The aforementioned guardians in this case are Roger, played by the dad-hot Steve Guttenberg (the ’90s answer to Mark Ruffalo, even though we technically did have Mark Ruffalo back then too), and Diane (Kirstie Freakin’ Alley back before we all found out that she was into Trump). Roger is Alyssa’s (Ashley’s) rich dad while Diane is orphan Amanda’s (Mary-Kate’s) social worker. The oddly identical girls quite literally run full speed into one another in the woods on the edge of Camp Calloway, a camp Alyssa’s mother started at their summer property before she died and where Amanda and the rest of New York’s orphans apparently spend the summer. Meanwhile, Roger is set to marry Clarice (Jane Sibbett), the biggest bitch ever (and not in the empowering way). The girls decide to switch places because they’re pre-teens with a lot of angst toward the adults in their lives, and nothing solves 11-year-old problems like running away.
They quickly agree that they need to get Clarice out of the picture, at one point even spitting gum in her hair, forcing her to get a spiky pixie cut right before her wedding. (I know.) But it’s not enough to just get rid of Clarice, they also have to get Diane and Roger together. Everyone knows that if your bumbling widow dad is about to marry an evil blonde woman, the best course of action is to introduce him to an easy-going brunette a few times and eventually he’ll realize the error of his ways. Dads!
Unfortunately, their plan gets out of hand and Diane — the bold beautiful bitch (in the empowering way) — goes off script and invites Roger Calloway back to his dead wife’s camp for a cafeteria-style lunch cooked by the campers. The only problem? Alyssa and Amanda are still swapped, and think that Diane and Roger are for sure going to notice that the wrong girl is in the wrong place. So to avoid this, Alyssa trips a fellow camper, who throws a bowl of macaroni and cheese across the dining hall right onto Roger/Steve Guttenberg’s sexy head, giving her enough time to scamper off and high-five Amanda. People loved high-fives in the ’90s.
Meanwhile, back in the cafeteria, Diane starts laughing. Because of course you’re going to laugh if your date, a billionaire who invented cell phones or whatever, has a whole bowl of mac and cheese on his damn head. And then he flings butter at her. And then the whole place erupts into a food fight, just like we have all been promised since the dawn of time or our childhoods, whichever came first. I haven’t even mentioned that it was Sloppy Joe day. What a boon!
I languished through six summers of rural sleepaway camps, desperately hoping to engage in food fight such as this. I haven’t even gotten to toss a mere carrot at someone’s head, let alone grab a serving bowl of mashed potatoes and start pitching handfuls at fellow campers. As with most fun things, I figured this was something children are not allowed to do, but that we’d have ample opportunity to enjoy as adults. WRONG. We’re still not allowed. You playfully toss a turkey leg at your Uncle Randy that one time, and suddenly you’re not allowed at Thanksgiving dinner anymore. More adults have probably done cocaine than had a food fight! Depressing.
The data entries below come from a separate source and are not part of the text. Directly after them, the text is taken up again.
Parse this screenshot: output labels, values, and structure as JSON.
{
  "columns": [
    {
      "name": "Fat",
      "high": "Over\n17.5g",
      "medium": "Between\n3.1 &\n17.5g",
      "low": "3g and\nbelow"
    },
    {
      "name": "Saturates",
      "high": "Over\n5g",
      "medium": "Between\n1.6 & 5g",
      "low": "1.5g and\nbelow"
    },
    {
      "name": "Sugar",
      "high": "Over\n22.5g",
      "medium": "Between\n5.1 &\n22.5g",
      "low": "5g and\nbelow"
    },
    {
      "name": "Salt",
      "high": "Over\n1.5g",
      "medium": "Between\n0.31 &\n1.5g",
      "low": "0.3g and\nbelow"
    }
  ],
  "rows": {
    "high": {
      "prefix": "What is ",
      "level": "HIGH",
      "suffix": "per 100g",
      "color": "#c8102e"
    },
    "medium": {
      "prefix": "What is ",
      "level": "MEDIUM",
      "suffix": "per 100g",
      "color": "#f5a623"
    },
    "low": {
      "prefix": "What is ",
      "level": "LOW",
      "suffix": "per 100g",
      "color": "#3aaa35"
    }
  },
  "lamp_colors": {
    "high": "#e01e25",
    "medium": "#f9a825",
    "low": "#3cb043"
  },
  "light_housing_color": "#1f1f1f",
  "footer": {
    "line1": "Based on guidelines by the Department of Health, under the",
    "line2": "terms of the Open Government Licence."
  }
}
Diane and Roger knew how to live. Their food fight is fun, it’s cheeky, and it’s oddly sexy even though there are a ton of kids running around them. Diane and Roger then leave the children and go jump into the lake to clean off all the food and end up flirting even more in the water. This scene set the bar for flirting for me. I think about it on more disappointing dates I’m on where there are no campers, no seasoned ground beef sandwiches being flung about, and absolutely no jumping into a prion-infested lake to clean off mashed potatoes.
Perhaps the food fight was really the key to getting my dad to marry someone else the whole time. If only I had found a nice, brunette lady to lob some meatloaf at my father, perhaps he would have locked eyes with her and just known. The way you just know when you try on your wedding dress or when start to feel like you’re going to throw up. More likely, he would have been confused and then upset that his expensive suit — it was the ’90s, dads still wore suits — was covered in meatloaf and then still married my stepmom.